Lawyers and opposition leaders, who were leading rallies across the country Wednesday, have switched to high gear, demanding that the president, who they say has lost his grip on law and order in the country, should resign.
Yet other experts say that while holding free and fair elections may still be unable to quell the violence that is spreading from the mountains in the northwest to the plains, they would give all political elements at the top an opportunity to engage the government.
Years of military rule since Musharraf seized power in 1999 have left pervasive corruption throughout Pakistan's government.
"At the root of our problem is serious institutional decay," says Aimal Khan, a political analyst at the Sustainable Development Policy Institute in Islamabad.
"People usually think of anarchy spreading from the bottom to the top. In our country anarchy is racing top to bottom," he says.
'Your enemy's enemy'
Until Tuesday, the chief justice's immense following, which numbers in the thousands, had traveled the length of the country in the past month without violent incident.

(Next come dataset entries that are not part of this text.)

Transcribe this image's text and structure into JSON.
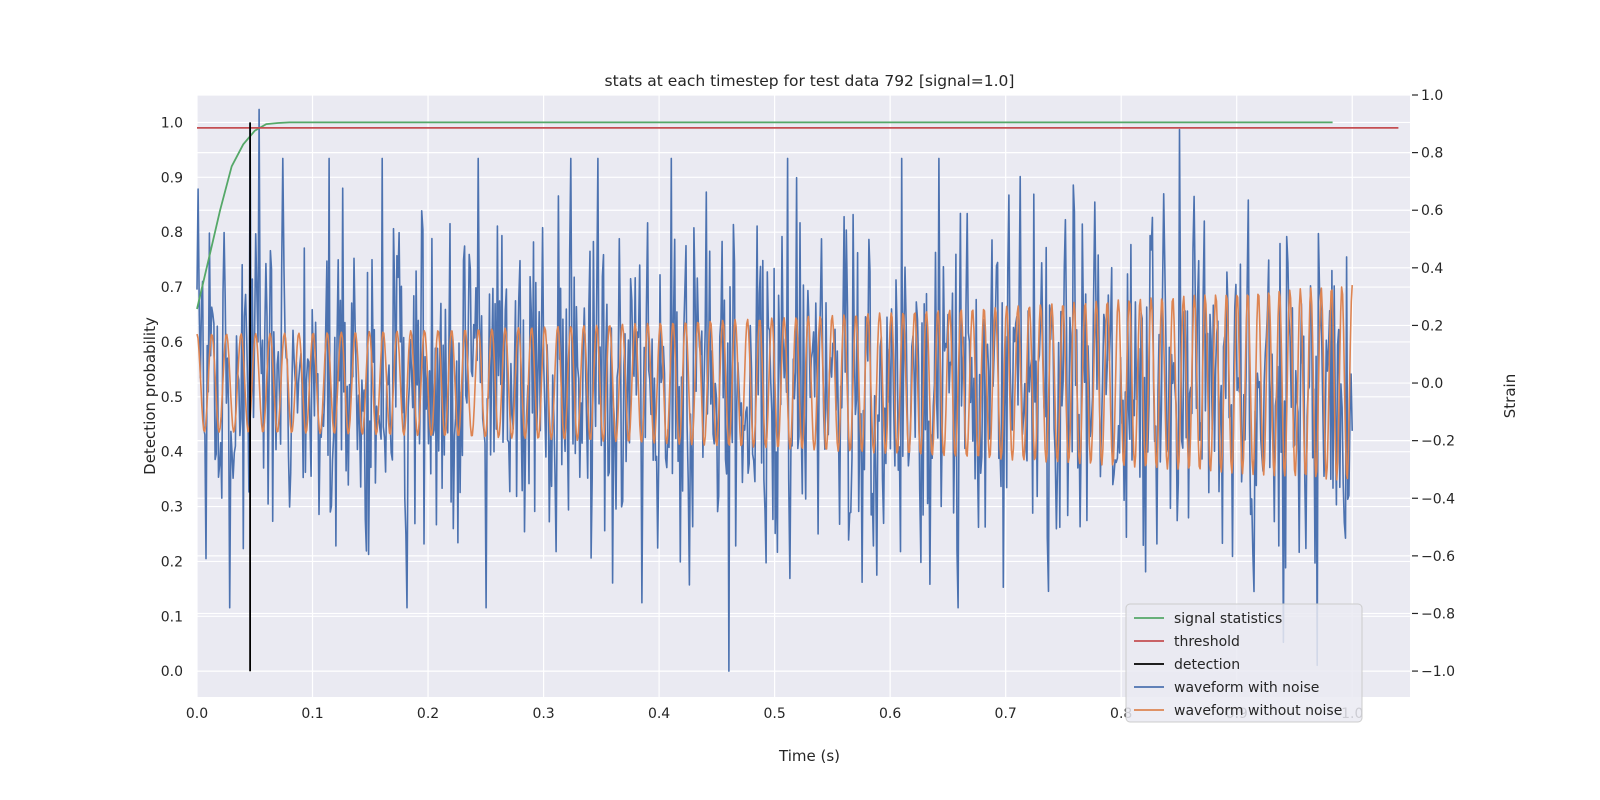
{
  "chart_data": {
    "type": "line",
    "title": "stats at each timestep for test data 792 [signal=1.0]",
    "xlabel": "Time (s)",
    "ylabel_left": "Detection probability",
    "ylabel_right": "Strain",
    "xlim": [
      0.0,
      1.05
    ],
    "ylim_left": [
      -0.047,
      1.05
    ],
    "ylim_right": [
      -1.09,
      1.0
    ],
    "x_ticks": [
      "0.0",
      "0.1",
      "0.2",
      "0.3",
      "0.4",
      "0.5",
      "0.6",
      "0.7",
      "0.8",
      "0.9",
      "1.0"
    ],
    "y_ticks_left": [
      "0.0",
      "0.1",
      "0.2",
      "0.3",
      "0.4",
      "0.5",
      "0.6",
      "0.7",
      "0.8",
      "0.9",
      "1.0"
    ],
    "y_ticks_right": [
      "−1.0",
      "−0.8",
      "−0.6",
      "−0.4",
      "−0.2",
      "0.0",
      "0.2",
      "0.4",
      "0.6",
      "0.8",
      "1.0"
    ],
    "grid": true,
    "legend_placement": "lower-right",
    "colors": {
      "signal_statistics": "#55a868",
      "threshold": "#c44e52",
      "detection": "#000000",
      "waveform_with_noise": "#4c72b0",
      "waveform_without_noise": "#dd8452",
      "plot_background": "#eaeaf2"
    },
    "series": [
      {
        "name": "signal statistics",
        "axis": "left",
        "x": [
          0.0,
          0.01,
          0.02,
          0.03,
          0.04,
          0.05,
          0.06,
          0.07,
          0.08,
          0.1,
          0.2,
          0.4,
          0.6,
          0.8,
          0.983
        ],
        "y": [
          0.66,
          0.75,
          0.84,
          0.92,
          0.96,
          0.985,
          0.997,
          0.999,
          1.0,
          1.0,
          1.0,
          1.0,
          1.0,
          1.0,
          1.0
        ]
      },
      {
        "name": "threshold",
        "axis": "left",
        "x": [
          0.0,
          1.04
        ],
        "y": [
          0.99,
          0.99
        ]
      },
      {
        "name": "detection",
        "axis": "left",
        "x": [
          0.046,
          0.046
        ],
        "y": [
          0.0,
          1.0
        ]
      },
      {
        "name": "waveform with noise",
        "axis": "right",
        "x_range": [
          0.0,
          1.0
        ],
        "n_points": 1024,
        "extremes": [
          {
            "x": 0.046,
            "y": 0.9
          },
          {
            "x": 0.054,
            "y": 0.95
          },
          {
            "x": 0.46,
            "y": -1.0
          },
          {
            "x": 0.85,
            "y": 0.88
          },
          {
            "x": 0.94,
            "y": -0.9
          },
          {
            "x": 0.97,
            "y": -0.98
          }
        ],
        "typical_amplitude": 0.45
      },
      {
        "name": "waveform without noise",
        "axis": "right",
        "x_range": [
          0.0,
          1.0
        ],
        "amplitude_start": 0.17,
        "amplitude_end": 0.34,
        "cycles": 95
      }
    ]
  },
  "legend": {
    "items": [
      {
        "label": "signal statistics",
        "color": "#55a868"
      },
      {
        "label": "threshold",
        "color": "#c44e52"
      },
      {
        "label": "detection",
        "color": "#000000"
      },
      {
        "label": "waveform with noise",
        "color": "#4c72b0"
      },
      {
        "label": "waveform without noise",
        "color": "#dd8452"
      }
    ]
  }
}
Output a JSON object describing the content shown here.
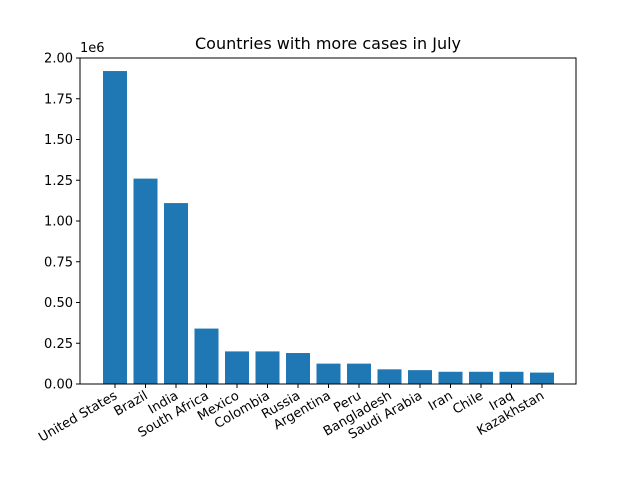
{
  "chart_data": {
    "type": "bar",
    "title": "Countries with more cases in July",
    "xlabel": "",
    "ylabel": "",
    "y_offset_label": "1e6",
    "ylim": [
      0,
      2.0
    ],
    "yticks": [
      0.0,
      0.25,
      0.5,
      0.75,
      1.0,
      1.25,
      1.5,
      1.75,
      2.0
    ],
    "ytick_labels": [
      "0.00",
      "0.25",
      "0.50",
      "0.75",
      "1.00",
      "1.25",
      "1.50",
      "1.75",
      "2.00"
    ],
    "grid": false,
    "bar_color": "#1f77b4",
    "categories": [
      "United States",
      "Brazil",
      "India",
      "South Africa",
      "Mexico",
      "Colombia",
      "Russia",
      "Argentina",
      "Peru",
      "Bangladesh",
      "Saudi Arabia",
      "Iran",
      "Chile",
      "Iraq",
      "Kazakhstan"
    ],
    "values": [
      1.92,
      1.26,
      1.11,
      0.34,
      0.2,
      0.2,
      0.19,
      0.125,
      0.125,
      0.09,
      0.085,
      0.075,
      0.075,
      0.075,
      0.07
    ]
  }
}
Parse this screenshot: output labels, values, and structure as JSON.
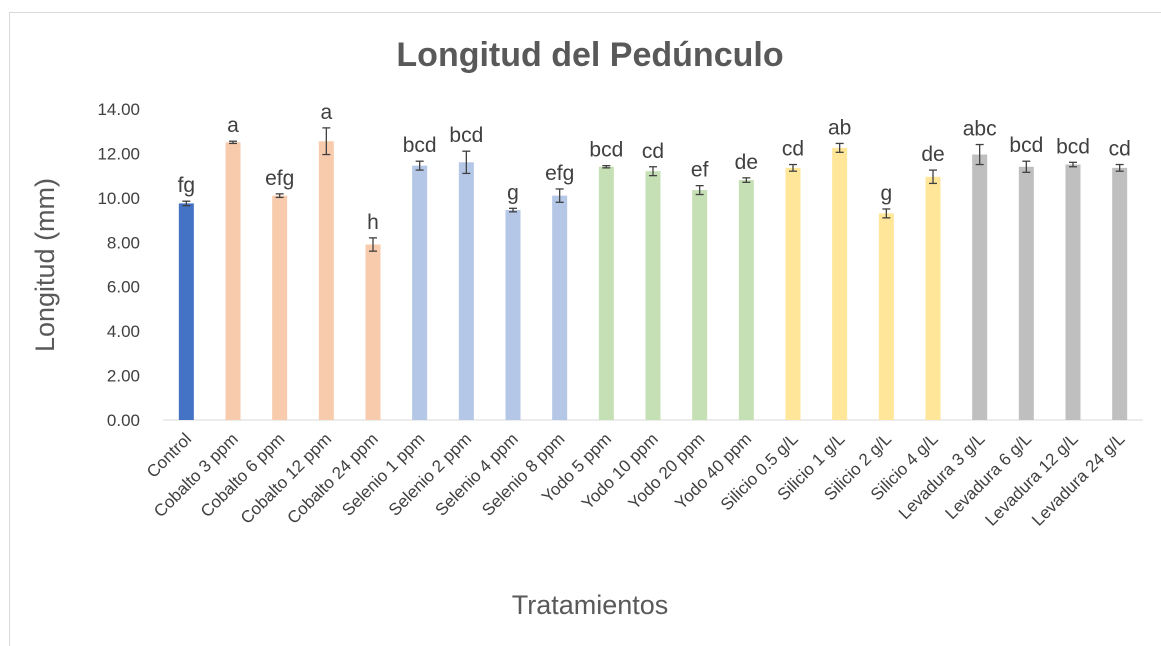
{
  "chart_data": {
    "type": "bar",
    "title": "Longitud del Pedúnculo",
    "x_label": "Tratamientos",
    "y_label": "Longitud (mm)",
    "categories": [
      "Control",
      "Cobalto 3 ppm",
      "Cobalto 6 ppm",
      "Cobalto 12 ppm",
      "Cobalto 24 ppm",
      "Selenio 1 ppm",
      "Selenio 2 ppm",
      "Selenio 4 ppm",
      "Selenio 8 ppm",
      "Yodo 5 ppm",
      "Yodo 10 ppm",
      "Yodo 20 ppm",
      "Yodo 40 ppm",
      "Silicio 0.5 g/L",
      "Silicio 1 g/L",
      "Silicio 2 g/L",
      "Silicio 4 g/L",
      "Levadura 3 g/L",
      "Levadura 6 g/L",
      "Levadura 12 g/L",
      "Levadura 24 g/L"
    ],
    "values": [
      9.75,
      12.5,
      10.1,
      12.55,
      7.9,
      11.45,
      11.6,
      9.45,
      10.1,
      11.4,
      11.2,
      10.35,
      10.8,
      11.35,
      12.25,
      9.3,
      10.95,
      11.95,
      11.4,
      11.5,
      11.35
    ],
    "errors": [
      0.1,
      0.05,
      0.08,
      0.6,
      0.3,
      0.2,
      0.5,
      0.08,
      0.3,
      0.05,
      0.2,
      0.2,
      0.1,
      0.15,
      0.2,
      0.2,
      0.3,
      0.45,
      0.25,
      0.1,
      0.15
    ],
    "annotations": [
      "fg",
      "a",
      "efg",
      "a",
      "h",
      "bcd",
      "bcd",
      "g",
      "efg",
      "bcd",
      "cd",
      "ef",
      "de",
      "cd",
      "ab",
      "g",
      "de",
      "abc",
      "bcd",
      "bcd",
      "cd"
    ],
    "colors": [
      "#4472c4",
      "#f8cbad",
      "#f8cbad",
      "#f8cbad",
      "#f8cbad",
      "#b4c7e7",
      "#b4c7e7",
      "#b4c7e7",
      "#b4c7e7",
      "#c5e0b4",
      "#c5e0b4",
      "#c5e0b4",
      "#c5e0b4",
      "#ffe699",
      "#ffe699",
      "#ffe699",
      "#ffe699",
      "#bfbfbf",
      "#bfbfbf",
      "#bfbfbf",
      "#bfbfbf"
    ],
    "ylim": [
      0,
      14
    ],
    "yticks": [
      {
        "value": 0,
        "label": "0.00"
      },
      {
        "value": 2,
        "label": "2.00"
      },
      {
        "value": 4,
        "label": "4.00"
      },
      {
        "value": 6,
        "label": "6.00"
      },
      {
        "value": 8,
        "label": "8.00"
      },
      {
        "value": 10,
        "label": "10.00"
      },
      {
        "value": 12,
        "label": "12.00"
      },
      {
        "value": 14,
        "label": "14.00"
      }
    ],
    "grid": false
  }
}
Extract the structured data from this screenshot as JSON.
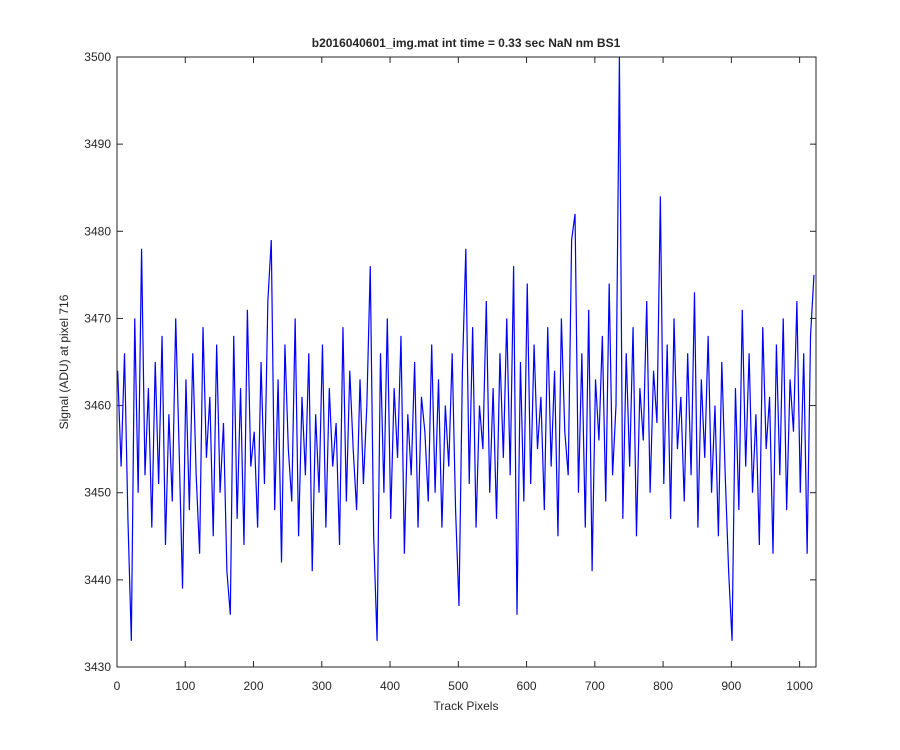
{
  "chart_data": {
    "type": "line",
    "title": "b2016040601_img.mat int time = 0.33 sec  NaN nm BS1",
    "xlabel": "Track Pixels",
    "ylabel": "Signal (ADU) at pixel 716",
    "xlim": [
      0,
      1024
    ],
    "ylim": [
      3430,
      3500
    ],
    "xticks": [
      0,
      100,
      200,
      300,
      400,
      500,
      600,
      700,
      800,
      900,
      1000
    ],
    "yticks": [
      3430,
      3440,
      3450,
      3460,
      3470,
      3480,
      3490,
      3500
    ],
    "grid": false,
    "x": [
      1,
      6,
      11,
      16,
      21,
      26,
      31,
      36,
      41,
      46,
      51,
      56,
      61,
      66,
      71,
      76,
      81,
      86,
      91,
      96,
      101,
      106,
      111,
      116,
      121,
      126,
      131,
      136,
      141,
      146,
      151,
      156,
      161,
      166,
      171,
      176,
      181,
      186,
      191,
      196,
      201,
      206,
      211,
      216,
      221,
      226,
      231,
      236,
      241,
      246,
      251,
      256,
      261,
      266,
      271,
      276,
      281,
      286,
      291,
      296,
      301,
      306,
      311,
      316,
      321,
      326,
      331,
      336,
      341,
      346,
      351,
      356,
      361,
      366,
      371,
      376,
      381,
      386,
      391,
      396,
      401,
      406,
      411,
      416,
      421,
      426,
      431,
      436,
      441,
      446,
      451,
      456,
      461,
      466,
      471,
      476,
      481,
      486,
      491,
      496,
      501,
      506,
      511,
      516,
      521,
      526,
      531,
      536,
      541,
      546,
      551,
      556,
      561,
      566,
      571,
      576,
      581,
      586,
      591,
      596,
      601,
      606,
      611,
      616,
      621,
      626,
      631,
      636,
      641,
      646,
      651,
      656,
      661,
      666,
      671,
      676,
      681,
      686,
      691,
      696,
      701,
      706,
      711,
      716,
      721,
      726,
      731,
      736,
      741,
      746,
      751,
      756,
      761,
      766,
      771,
      776,
      781,
      786,
      791,
      796,
      801,
      806,
      811,
      816,
      821,
      826,
      831,
      836,
      841,
      846,
      851,
      856,
      861,
      866,
      871,
      876,
      881,
      886,
      891,
      896,
      901,
      906,
      911,
      916,
      921,
      926,
      931,
      936,
      941,
      946,
      951,
      956,
      961,
      966,
      971,
      976,
      981,
      986,
      991,
      996,
      1001,
      1006,
      1011,
      1016,
      1021
    ],
    "series": [
      {
        "color": "#0000ff",
        "values": [
          3464,
          3453,
          3466,
          3447,
          3433,
          3470,
          3450,
          3478,
          3452,
          3462,
          3446,
          3465,
          3451,
          3468,
          3444,
          3459,
          3449,
          3470,
          3455,
          3439,
          3463,
          3448,
          3466,
          3452,
          3443,
          3469,
          3454,
          3461,
          3445,
          3467,
          3450,
          3458,
          3441,
          3436,
          3468,
          3447,
          3462,
          3444,
          3471,
          3453,
          3457,
          3446,
          3465,
          3451,
          3472,
          3479,
          3448,
          3463,
          3442,
          3467,
          3455,
          3449,
          3470,
          3445,
          3461,
          3452,
          3466,
          3441,
          3459,
          3450,
          3467,
          3446,
          3462,
          3453,
          3458,
          3444,
          3469,
          3449,
          3464,
          3455,
          3448,
          3463,
          3451,
          3460,
          3476,
          3445,
          3433,
          3466,
          3450,
          3470,
          3447,
          3462,
          3454,
          3468,
          3443,
          3459,
          3452,
          3465,
          3446,
          3461,
          3457,
          3449,
          3467,
          3450,
          3463,
          3446,
          3460,
          3453,
          3466,
          3448,
          3437,
          3464,
          3478,
          3451,
          3469,
          3446,
          3460,
          3455,
          3472,
          3450,
          3462,
          3447,
          3466,
          3454,
          3470,
          3452,
          3476,
          3436,
          3465,
          3449,
          3474,
          3451,
          3467,
          3455,
          3461,
          3448,
          3469,
          3453,
          3464,
          3445,
          3470,
          3457,
          3452,
          3479,
          3482,
          3450,
          3466,
          3446,
          3471,
          3441,
          3463,
          3456,
          3468,
          3449,
          3474,
          3452,
          3460,
          3500,
          3447,
          3466,
          3453,
          3469,
          3445,
          3462,
          3456,
          3472,
          3450,
          3464,
          3458,
          3484,
          3451,
          3467,
          3447,
          3470,
          3455,
          3461,
          3449,
          3466,
          3452,
          3473,
          3446,
          3463,
          3454,
          3468,
          3450,
          3460,
          3445,
          3465,
          3452,
          3441,
          3433,
          3462,
          3448,
          3471,
          3453,
          3466,
          3450,
          3459,
          3444,
          3469,
          3455,
          3461,
          3443,
          3467,
          3452,
          3470,
          3448,
          3463,
          3457,
          3472,
          3450,
          3466,
          3443,
          3468,
          3475
        ]
      }
    ]
  }
}
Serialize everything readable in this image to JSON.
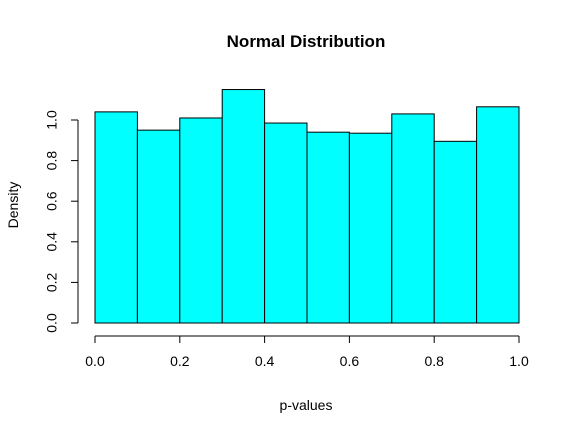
{
  "chart_data": {
    "type": "bar",
    "title": "Normal Distribution",
    "xlabel": "p-values",
    "ylabel": "Density",
    "bins": [
      {
        "start": 0.0,
        "end": 0.1,
        "value": 1.04
      },
      {
        "start": 0.1,
        "end": 0.2,
        "value": 0.95
      },
      {
        "start": 0.2,
        "end": 0.3,
        "value": 1.01
      },
      {
        "start": 0.3,
        "end": 0.4,
        "value": 1.15
      },
      {
        "start": 0.4,
        "end": 0.5,
        "value": 0.985
      },
      {
        "start": 0.5,
        "end": 0.6,
        "value": 0.94
      },
      {
        "start": 0.6,
        "end": 0.7,
        "value": 0.935
      },
      {
        "start": 0.7,
        "end": 0.8,
        "value": 1.03
      },
      {
        "start": 0.8,
        "end": 0.9,
        "value": 0.895
      },
      {
        "start": 0.9,
        "end": 1.0,
        "value": 1.065
      }
    ],
    "xlim": [
      0,
      1
    ],
    "ylim": [
      0,
      1.15
    ],
    "xticks": [
      "0.0",
      "0.2",
      "0.4",
      "0.6",
      "0.8",
      "1.0"
    ],
    "yticks": [
      "0.0",
      "0.2",
      "0.4",
      "0.6",
      "0.8",
      "1.0"
    ],
    "grid": false,
    "bar_color": "#00ffff",
    "edge_color": "#000000"
  }
}
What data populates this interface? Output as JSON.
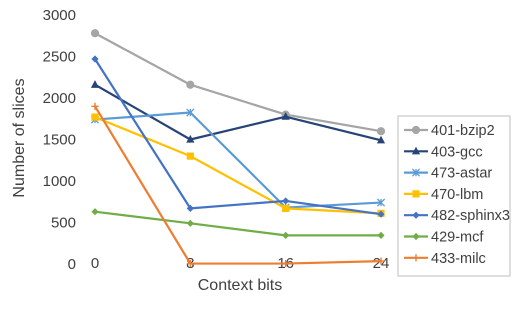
{
  "chart_data": {
    "type": "line",
    "title": "",
    "xlabel": "Context bits",
    "ylabel": "Number of slices",
    "x": [
      0,
      8,
      16,
      24
    ],
    "x_tick_labels": [
      "0",
      "8",
      "16",
      "24"
    ],
    "ylim": [
      0,
      3000
    ],
    "y_ticks": [
      0,
      500,
      1000,
      1500,
      2000,
      2500,
      3000
    ],
    "grid": false,
    "legend_position": "right",
    "series": [
      {
        "name": "401-bzip2",
        "values": [
          2780,
          2160,
          1800,
          1600
        ],
        "color": "#A5A5A5",
        "marker": "circle"
      },
      {
        "name": "403-gcc",
        "values": [
          2160,
          1500,
          1775,
          1490
        ],
        "color": "#264478",
        "marker": "triangle"
      },
      {
        "name": "473-astar",
        "values": [
          1740,
          1825,
          680,
          740
        ],
        "color": "#5B9BD5",
        "marker": "star"
      },
      {
        "name": "470-lbm",
        "values": [
          1770,
          1300,
          670,
          610
        ],
        "color": "#FFC000",
        "marker": "square"
      },
      {
        "name": "482-sphinx3",
        "values": [
          2470,
          670,
          760,
          600
        ],
        "color": "#4472C4",
        "marker": "diamond"
      },
      {
        "name": "429-mcf",
        "values": [
          630,
          490,
          345,
          345
        ],
        "color": "#70AD47",
        "marker": "diamond"
      },
      {
        "name": "433-milc",
        "values": [
          1900,
          5,
          5,
          35
        ],
        "color": "#ED7D31",
        "marker": "plus"
      }
    ]
  }
}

In the hours before the bombing, the rally hardly seemed the arena for bloody conflict. Before the rally, pro-democracy anthems blared from the public sound system. Hundreds of supporters swayed and balloons added a festive atmosphere, despite the metal detectors placed at the entrance of the outdoor compound where the chief justice was scheduled to speak.
The suicide bomber attacked as the bulk of the chief justice's supporters were still several miles away, inching their way to the rally.
To avoid the perception of interfering with an opposition rally, the government decided not to seal off the area after the bombing and allowed the chief justice to arrive at the venue and continue with the rally amid a full-blown crime scene.
Many analysts say they suspect that Islamist militants from the tribal regions would not have attacked an anti-Musharraf rally.
"You don't attack your enemy's enemy," says Mr. Khan.
The suicide bomber attacked an area close to a display for the Pakistan People's Party (PPP) – a placement that led many in the Pakistani media to surmise that the PPP was the attack's true target.
The PPP, which is led by exiled former Prime Minister Benazir Bhutto, is the only mainstream Pakistani political party to have sided with Musharraf throughout the Red Mosque crisis.